PLoS ONE December 2, 2010 Gantt P. Galloway, Jennifer D. Siegrist, Lynn C. Robertson et al. 22 citations

A double-blind placebo-controlled study found that the hallucinogen MDA increases closed-eye visions and mystical-type experiences. People who had more intense visions tended to perform worse on tests of contour integration and object recognition, suggesting that drug-induced hallucinations may be stronger in individuals with poorer perceptual processing. This points to possible shared mechanisms with hallucinations in psychiatric and neurological conditions.
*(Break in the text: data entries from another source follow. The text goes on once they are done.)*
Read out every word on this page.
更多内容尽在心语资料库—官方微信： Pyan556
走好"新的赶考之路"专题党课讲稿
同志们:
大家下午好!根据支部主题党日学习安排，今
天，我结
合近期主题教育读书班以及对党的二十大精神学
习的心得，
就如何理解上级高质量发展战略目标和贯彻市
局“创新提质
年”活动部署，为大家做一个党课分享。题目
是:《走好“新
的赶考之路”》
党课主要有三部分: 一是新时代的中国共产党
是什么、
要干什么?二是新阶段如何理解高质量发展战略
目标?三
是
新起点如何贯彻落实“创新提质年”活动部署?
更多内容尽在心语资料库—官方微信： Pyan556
Effects of MDMA on socioemotional feelings, authenticity, and autobiographical disclosure in healthy volunteers in a controlled setting

bioRxiv (Cold Spring Harbor Laboratory) June 23, 2015 Matthew J. Baggott, Jeremy Coyle, Jennifer D. Siegrist et al. 21 citations preprint

MDMA produces a prosocial syndrome that facilitates emotional disclosure by increasing feelings of authenticity and decreasing concerns about negative evaluation by others. In a within-subjects double-blind placebo controlled study of 1.5 mg/kg oral MDMA, the drug showed both sedative- and stimulant-like effects, including increased self-report anxiety, but positively altered self-evaluation and reduced social anxiety. MDMA also increased how comfortable participants felt describing emotional memories, consistent with the suggestion that it represents a novel pharmacological class.

Effects of the Psychedelic Amphetamine MDA (3,4-Methylenedioxyamphetamine) in Healthy Volunteers

Journal of Psychoactive Drugs March 15, 2019 Matthew J. Baggott, Kathleen J. Garrison, Jeremy Coyle et al. 20 citations

The drug MDA, an entactogen similar to MDMA (ecstasy), produces longer-lasting emotional and physiological effects than MDMA. In a controlled experiment with healthy volunteers, a single oral dose of 1.4 mg/kg MDA increased heart rate, blood pressure, and stress hormones (cortisol and prolactin) to levels comparable to those from a 1.5 mg/kg dose of MDMA. However, participants' self-reported drug effects from MDA remained elevated for at least 8 hours, whereas MDMA effects subsided by 6 hours. Blood measurements showed that MDA and its metabolite HMA reached peak concentrations of about 229 µg/L and 92 µg/L, respectively. Because the two drugs had similar blood-level profiles, the longer duration of MDA's effects likely stems from differences in how it acts on the brain rather than from slower elimination.